• Adam Bushman

Backup PG by Committee

With so many unknowns surrounding the backup point guard position, the Utah Jazz may take a football approach and use a committee

Mike Conley is the best PG the Jazz have had in ages. But after him, we're left scratching our heads.

The Utah Jazz point guard position has been a bit of a mess for some time.

Since Deron Williams’ unceremonious exit from the franchise, Utah has been relying on the likes of Earl Watson, Jamaal Tinsley, Trey Burke, Shelvin Mack, Raul Neto, and others to “man the ship”. As expected, the results were lackluster.

In recent memory the Jazz have acquired more household names to fill the starting role. Afterall, the aforementioned names are more appropriately suited for a backup role. Yet again the results weren’t quite up to expectations.

Despite performing well during the 2016-17 regular season, George Hill was absent a good portion of the year due to injury. Ricky Rubio had a roller coaster of a time with the Jazz that’s created quite a divide within the fan base.

This season, the Jazz put their foot down to solve the issue, bringing in Mike Conley, who has long been considered one of the

elite point guards in the game. Due to salary complications, the Jazz were unable to keep a steady, though oft injured, Raul Neto.

The Utah Jazz are now faced with a dilemma at their backup position. Given that Conley has missed an average of 12 games per season over the last seven (excluding his injury riddled 2017-18 season), we shouldn’t expect Mike to play all 82 games.

The Jazz have a depth chart full of names like Dante Exum, and new additions Emmanuel Mudiay and Nigel Williams-Goss. While traditionally seen as point guards, context on each of these options complicates things:

  • Dante Exum is inexperienced in the role and has been injury riddled throughout his career.

  • Emmanuel Mudiay is also inexperienced as a point guard and has played poorly thus far in his career.

  • Nigel Williams-Goss will be playing in his first NBA season and likely doesn’t have the skills or tools to be successful right away.

Though discouraging as it may seem, reports have surfaced throughout the offseason suggesting that the Jazz may be taking an unconventional approach.

Shortly after the Jazz’s signing of Bojan Bogdanovic, Tony Jones reported that the Jazz could consider optioning Joe Ingles to a bench role as a sixth man.

Just this past week, Jones reported:

“Sources tell The Athletic that theJazz are seriously considering moving [Exum] off

the ball this season. If that happens, that makes Mudiay a primary option at backup

point guard, which is something that wasn’t anticipated outside of the Jazz when he

signed in July.”

Both of these reports suggest a unique strategy to be employed this season. One might say the Utah Jazz will employ a backup PG by committee.

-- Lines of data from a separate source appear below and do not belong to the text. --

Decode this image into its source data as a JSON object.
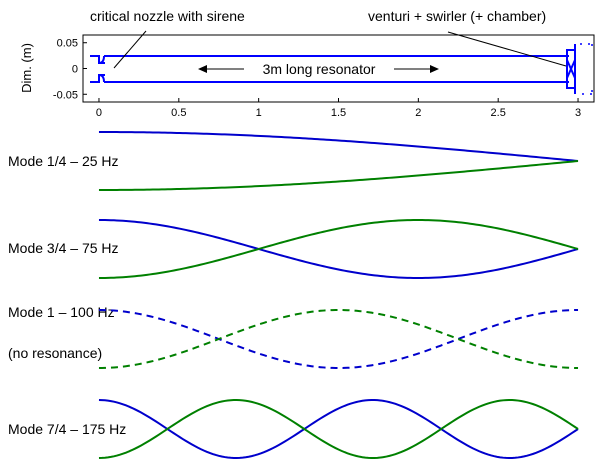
{
  "top_plot": {
    "ylabel": "Dim. (m)",
    "yticks": [
      {
        "value": 0.05,
        "label": "0.05"
      },
      {
        "value": 0,
        "label": "0"
      },
      {
        "value": -0.05,
        "label": "-0.05"
      }
    ],
    "xticks": [
      {
        "value": 0,
        "label": "0"
      },
      {
        "value": 0.5,
        "label": "0.5"
      },
      {
        "value": 1,
        "label": "1"
      },
      {
        "value": 1.5,
        "label": "1.5"
      },
      {
        "value": 2,
        "label": "2"
      },
      {
        "value": 2.5,
        "label": "2.5"
      },
      {
        "value": 3,
        "label": "3"
      }
    ],
    "xlim": [
      -0.1,
      3.1
    ],
    "ylim": [
      -0.065,
      0.065
    ],
    "annotations": {
      "nozzle": "critical nozzle with sirene",
      "venturi": "venturi + swirler (+ chamber)",
      "resonator": "3m long resonator"
    },
    "colors": {
      "geometry": "#0000ff",
      "axes": "#000000"
    }
  },
  "modes": [
    {
      "label": "Mode 1/4 – 25 Hz",
      "sublabel": "",
      "quarter_waves": 1,
      "dashed": false
    },
    {
      "label": "Mode 3/4 – 75 Hz",
      "sublabel": "",
      "quarter_waves": 3,
      "dashed": false
    },
    {
      "label": "Mode 1  – 100 Hz",
      "sublabel": "(no resonance)",
      "quarter_waves": 4,
      "dashed": true
    },
    {
      "label": "Mode 7/4 – 175 Hz",
      "sublabel": "",
      "quarter_waves": 7,
      "dashed": false
    }
  ],
  "mode_colors": {
    "upper": "#0000cc",
    "lower": "#008000"
  }
}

As strange as it sounds, the Jazz weren’t far off from such a strategy last year.

Last season’s depth chart would have suggested that Dante Exum and Raul Neto would be the primary backup point guards. However, tracking data from NBA.com suggests the Jazz went a different route.

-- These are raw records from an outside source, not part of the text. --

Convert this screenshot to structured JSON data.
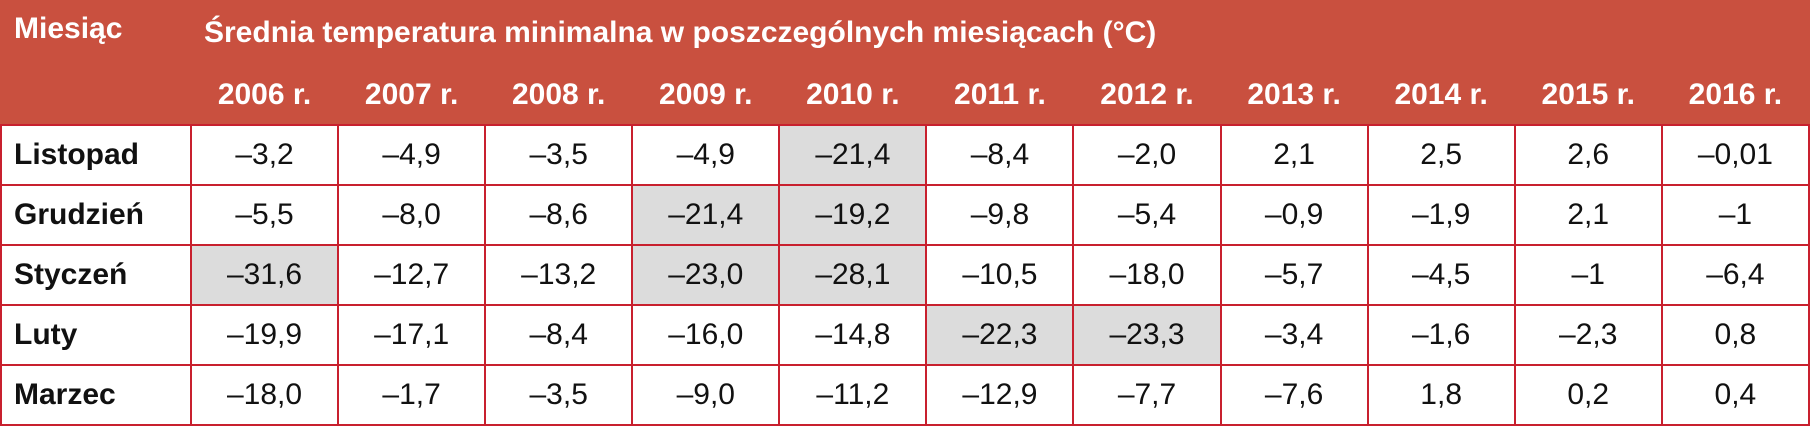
{
  "header": {
    "title": "Miesiąc",
    "subtitle": "Średnia temperatura minimalna w poszczególnych miesiącach (°C)",
    "years": [
      "2006 r.",
      "2007 r.",
      "2008 r.",
      "2009 r.",
      "2010 r.",
      "2011 r.",
      "2012 r.",
      "2013 r.",
      "2014 r.",
      "2015 r.",
      "2016 r."
    ]
  },
  "table": {
    "rows": [
      {
        "label": "Listopad",
        "values": [
          "–3,2",
          "–4,9",
          "–3,5",
          "–4,9",
          "–21,4",
          "–8,4",
          "–2,0",
          "2,1",
          "2,5",
          "2,6",
          "–0,01"
        ],
        "shaded": [
          false,
          false,
          false,
          false,
          true,
          false,
          false,
          false,
          false,
          false,
          false
        ]
      },
      {
        "label": "Grudzień",
        "values": [
          "–5,5",
          "–8,0",
          "–8,6",
          "–21,4",
          "–19,2",
          "–9,8",
          "–5,4",
          "–0,9",
          "–1,9",
          "2,1",
          "–1"
        ],
        "shaded": [
          false,
          false,
          false,
          true,
          true,
          false,
          false,
          false,
          false,
          false,
          false
        ]
      },
      {
        "label": "Styczeń",
        "values": [
          "–31,6",
          "–12,7",
          "–13,2",
          "–23,0",
          "–28,1",
          "–10,5",
          "–18,0",
          "–5,7",
          "–4,5",
          "–1",
          "–6,4"
        ],
        "shaded": [
          true,
          false,
          false,
          true,
          true,
          false,
          false,
          false,
          false,
          false,
          false
        ]
      },
      {
        "label": "Luty",
        "values": [
          "–19,9",
          "–17,1",
          "–8,4",
          "–16,0",
          "–14,8",
          "–22,3",
          "–23,3",
          "–3,4",
          "–1,6",
          "–2,3",
          "0,8"
        ],
        "shaded": [
          false,
          false,
          false,
          false,
          false,
          true,
          true,
          false,
          false,
          false,
          false
        ]
      },
      {
        "label": "Marzec",
        "values": [
          "–18,0",
          "–1,7",
          "–3,5",
          "–9,0",
          "–11,2",
          "–12,9",
          "–7,7",
          "–7,6",
          "1,8",
          "0,2",
          "0,4"
        ],
        "shaded": [
          false,
          false,
          false,
          false,
          false,
          false,
          false,
          false,
          false,
          false,
          false
        ]
      }
    ]
  }
}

When combining “Time of Possession” and “Touches” on per 16 minute averages, Rubio, Neto, Exum, Mitchell, and Ingles all rank fairly close. When looking at cumulative stats, Mitchell and Ingles vault to the top due to Exum and Neto missing time and by virtue of being starters.

That is the big key to this equation. Be it rest or injury, Conley, Exum, and Mitchell are all likely to miss games. A committee mitigates the confusion and risk resulting from these absences.

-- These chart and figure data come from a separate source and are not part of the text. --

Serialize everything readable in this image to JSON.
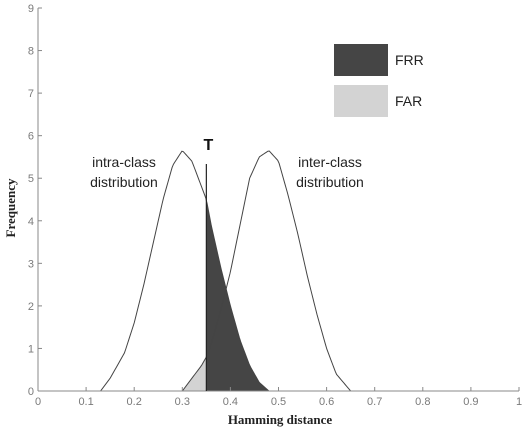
{
  "chart_data": {
    "type": "line",
    "title": "",
    "xlabel": "Hamming distance",
    "ylabel": "Frequency",
    "xlim": [
      0,
      1
    ],
    "ylim": [
      0,
      9
    ],
    "xticks": [
      "0",
      "0.1",
      "0.2",
      "0.3",
      "0.4",
      "0.5",
      "0.6",
      "0.7",
      "0.8",
      "0.9",
      "1"
    ],
    "yticks": [
      "0",
      "1",
      "2",
      "3",
      "4",
      "5",
      "6",
      "7",
      "8",
      "9"
    ],
    "grid": false,
    "threshold": {
      "label": "T",
      "x": 0.35
    },
    "series": [
      {
        "name": "intra-class distribution",
        "x": [
          0.13,
          0.15,
          0.18,
          0.2,
          0.22,
          0.24,
          0.26,
          0.28,
          0.3,
          0.32,
          0.34,
          0.35,
          0.36,
          0.38,
          0.4,
          0.42,
          0.44,
          0.46,
          0.48
        ],
        "y": [
          0,
          0.3,
          0.9,
          1.6,
          2.5,
          3.5,
          4.5,
          5.3,
          5.65,
          5.4,
          4.8,
          4.5,
          3.9,
          2.9,
          2.0,
          1.2,
          0.6,
          0.2,
          0
        ]
      },
      {
        "name": "inter-class distribution",
        "x": [
          0.3,
          0.32,
          0.34,
          0.35,
          0.36,
          0.38,
          0.4,
          0.42,
          0.44,
          0.46,
          0.48,
          0.5,
          0.52,
          0.54,
          0.56,
          0.58,
          0.6,
          0.62,
          0.65
        ],
        "y": [
          0,
          0.3,
          0.6,
          0.8,
          1.1,
          1.9,
          2.8,
          3.9,
          5.0,
          5.5,
          5.65,
          5.4,
          4.6,
          3.7,
          2.7,
          1.8,
          1.0,
          0.4,
          0
        ]
      }
    ],
    "legend": {
      "position": "top-right",
      "entries": [
        {
          "label": "FRR",
          "color": "#454545"
        },
        {
          "label": "FAR",
          "color": "#d3d3d3"
        }
      ]
    },
    "annotations": {
      "intra_line1": "intra-class",
      "intra_line2": "distribution",
      "inter_line1": "inter-class",
      "inter_line2": "distribution"
    }
  }
}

A committee has other advantages as well.

As Tony Jones mentioned, Dante, Joe, and Donovan can slide in and out of different positions. Locking them into one role and position limits their value and possible lineup combinations.

At first glance, Mudiay and Williams-Goss had no path to playing time outside of injury. With a committee, their path to playing time is much more real.

The NBA is full of unique opposing point guards. A committee would allow the Jazz to match certain players’ abilities and skill

sets to give them the best chance at exploiting their opponent’s weaknesses.

There’s plenty still to figure out. A committee will add layers to the already complex task of configuring lineups and substitution patterns. Quin Snyder definitely has his work cut out for him.

What has become typical to NFL teams may soon come to the Jazz as they toy with the idea of a backup point guard by committee.